Çocuk yaşlarımdan gençlik yıllarıma kadar Büyükada’dan karşı
Anadolu sahillerine baktığımda, Kartal-Pendik istikametinden Haliç’teki hallere
devamlı mal taşıyan kocaman ahşap takaların seyrettiğini görürdüm. Bu şen
Karadeniz tipi takalar, dumandan siyahlaşmış üçgen yelkenleriyle, İstanbul’un
erzak ihtiyacını karşılardı.
Tahıl taşıdıkları zaman, etraflarında oluşan kuş sürüsü
bulutunu seyre dalmak bir zevkti. Çoğu, çarpıcı renklere boyanmış bu yük
tekneleri, yelkenleri inmiş vaziyette Cibali’den taa Sirkeci’ye kadar olan
sahil kesiminde yan yana balık istifi gibi dizili şekilde dinlendiklerinde onları
seyretmek, ayrı bir keyif verirdi insana.
O zamanlarda Şirket-i Hayriye gemileri hariç, adalar arası
seyreden tüm yük ve yolcu tekneleri ahşaptandı. Bazıları kocaman iki, hatta üç
çift kürekli olurdu. Profesyonel balıkçılarınki ise daha da uzun, üç hatta dört
çift kürekli ve uçları yukarıya doğru ay şeklinde kıvrılarak sivrileşen Osmanlı
İmparatorluğu devrinden kalma kadırgalar gibiydi. Süsleri ve çarpıcı
renkleriyle müthiş albenileri vardı. Çoğu, Saray tekneleri gibi zarif
desenlerle bezenmiş, su kesimine kadar olan gövdeleri, değişik renkteki paralel
şeritler halinde boyanmış, geniş küpeştelerinde ‘kalem işi’ geometrik desenler
veya kuş-balık resimleri oyulmuş, zevkle inşa edilen ve ince işçilik gerektiren
sanat eseriydi.
Yakacık, Taşdelen, Hamidiye gibi memba suyu damacanaları ile
tüm erzak ve inşaat malzemesi ‘Osmanlı piyade kayığı’ veya ‘pazar kayığı’
tabir edilen bu tür ay biçimdeki kürekli uzun ahşap teknelerle ya da yelkenli
takalarla Adaya gelirdi.
Makine devri yaygınlaştığında denizde kervan usulü nakliyata
başlanmıştı. Önde giden ve lokomotif vazifesini gören güçlü bir römorkör, uzun halatlarla
kendisine bağlanmış ve simsiyah katranla kalafatlanmış değişik yüklerle dolu
mavnaları çekerdi.
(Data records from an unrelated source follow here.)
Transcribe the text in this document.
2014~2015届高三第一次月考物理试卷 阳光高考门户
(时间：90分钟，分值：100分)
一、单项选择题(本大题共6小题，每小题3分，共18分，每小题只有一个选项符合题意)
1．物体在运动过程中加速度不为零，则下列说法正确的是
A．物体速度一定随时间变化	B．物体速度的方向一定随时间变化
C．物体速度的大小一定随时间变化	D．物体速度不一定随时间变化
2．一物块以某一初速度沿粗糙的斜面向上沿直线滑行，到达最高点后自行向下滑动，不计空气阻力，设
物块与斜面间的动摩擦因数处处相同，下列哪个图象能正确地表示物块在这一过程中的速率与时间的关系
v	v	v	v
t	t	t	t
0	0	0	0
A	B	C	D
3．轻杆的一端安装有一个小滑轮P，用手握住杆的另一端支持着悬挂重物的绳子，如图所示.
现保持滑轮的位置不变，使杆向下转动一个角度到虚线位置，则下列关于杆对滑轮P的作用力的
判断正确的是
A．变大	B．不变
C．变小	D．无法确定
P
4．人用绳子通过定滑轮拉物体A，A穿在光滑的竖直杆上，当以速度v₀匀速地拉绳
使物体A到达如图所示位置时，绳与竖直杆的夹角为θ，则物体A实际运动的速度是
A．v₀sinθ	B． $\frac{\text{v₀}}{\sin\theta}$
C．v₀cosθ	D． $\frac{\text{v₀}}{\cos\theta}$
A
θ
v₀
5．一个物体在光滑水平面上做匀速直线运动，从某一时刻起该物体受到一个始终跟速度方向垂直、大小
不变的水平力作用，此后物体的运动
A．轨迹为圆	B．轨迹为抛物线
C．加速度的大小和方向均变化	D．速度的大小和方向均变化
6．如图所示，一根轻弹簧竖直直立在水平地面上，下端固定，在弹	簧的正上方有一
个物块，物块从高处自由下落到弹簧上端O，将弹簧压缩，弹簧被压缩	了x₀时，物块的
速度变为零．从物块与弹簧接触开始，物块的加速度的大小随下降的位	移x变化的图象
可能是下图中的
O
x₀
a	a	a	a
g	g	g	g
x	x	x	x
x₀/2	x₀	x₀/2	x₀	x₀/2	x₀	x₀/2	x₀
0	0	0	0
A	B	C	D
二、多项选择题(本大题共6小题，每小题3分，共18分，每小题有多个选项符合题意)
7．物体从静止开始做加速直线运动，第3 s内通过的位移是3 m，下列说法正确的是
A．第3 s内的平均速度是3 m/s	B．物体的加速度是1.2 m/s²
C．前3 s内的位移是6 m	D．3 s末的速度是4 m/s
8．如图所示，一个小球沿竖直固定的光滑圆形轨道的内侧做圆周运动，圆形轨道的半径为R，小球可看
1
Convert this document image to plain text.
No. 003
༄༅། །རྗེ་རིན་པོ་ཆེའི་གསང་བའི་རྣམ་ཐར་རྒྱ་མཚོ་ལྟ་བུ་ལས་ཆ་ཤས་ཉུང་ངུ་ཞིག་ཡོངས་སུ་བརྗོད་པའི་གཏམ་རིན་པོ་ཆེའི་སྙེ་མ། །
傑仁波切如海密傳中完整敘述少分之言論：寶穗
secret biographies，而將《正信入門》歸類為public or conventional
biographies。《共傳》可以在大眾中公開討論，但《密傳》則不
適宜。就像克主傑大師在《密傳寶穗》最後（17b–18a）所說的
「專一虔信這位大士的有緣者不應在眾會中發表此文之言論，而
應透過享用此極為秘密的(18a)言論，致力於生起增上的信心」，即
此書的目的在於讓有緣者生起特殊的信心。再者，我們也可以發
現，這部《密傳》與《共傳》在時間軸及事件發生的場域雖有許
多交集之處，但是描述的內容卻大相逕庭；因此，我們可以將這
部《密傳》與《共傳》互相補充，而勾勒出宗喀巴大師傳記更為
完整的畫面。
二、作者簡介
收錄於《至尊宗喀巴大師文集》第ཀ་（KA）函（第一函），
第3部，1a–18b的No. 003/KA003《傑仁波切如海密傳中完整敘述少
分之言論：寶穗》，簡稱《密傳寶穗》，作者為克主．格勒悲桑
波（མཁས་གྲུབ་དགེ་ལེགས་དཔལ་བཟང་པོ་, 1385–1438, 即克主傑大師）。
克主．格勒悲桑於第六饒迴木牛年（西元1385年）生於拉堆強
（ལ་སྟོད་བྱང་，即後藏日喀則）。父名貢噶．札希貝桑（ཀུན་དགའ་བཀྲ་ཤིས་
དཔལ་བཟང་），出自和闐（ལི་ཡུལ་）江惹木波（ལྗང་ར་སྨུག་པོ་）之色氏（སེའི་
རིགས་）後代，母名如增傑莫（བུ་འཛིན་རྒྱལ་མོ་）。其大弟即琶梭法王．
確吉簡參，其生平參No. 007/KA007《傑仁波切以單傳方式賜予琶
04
Genelde bu mavnalar arka arkaya tek tek, bazen de yan yana çifter
olarak diziliydi.
Römorkörler, buhar makinesiyle çalıştığından arkadaki eşya
dolu teknelere kıvılcım sıçramaması için bacaları epey yüksek yapılırdı. Haliç köprülerinin
altından geçebilmeleri içinse bu uzun bacalar bir tel yardımıyla arkaya doğru çekilip
yatırılır, köprünün altından geçtikten sonra da dikleştirilirdi.
Adalar arası yolcu taşımacılığı ise, dolmuş usulüyle ve yine
uçları yukarıya doğru kıvrık, ay şeklindeki iki çift kürekli Osmanlı tipi kayıklarla
yapılırdı. Yolcunun kalabalık olduğu saatlerde, avcılığa ara veren bazı açıkgöz
balıkçılar, teknelerini bu servise sokardı. Felaket balık kokan böyle bir tekne
ile seyahat eden kişi, yolculuğu kısa sürse dahi evine vardığında her tarafı
balık kokmaya devam ederdi.
Kokudan kurtulmak için teknenin küpeşte ve koltuklarından
kaptığı ve elbisesine inatla yapışmış sedef gibi parlayan balık pullarını,
üzerinden tek tek ayıklaması gerekirdi.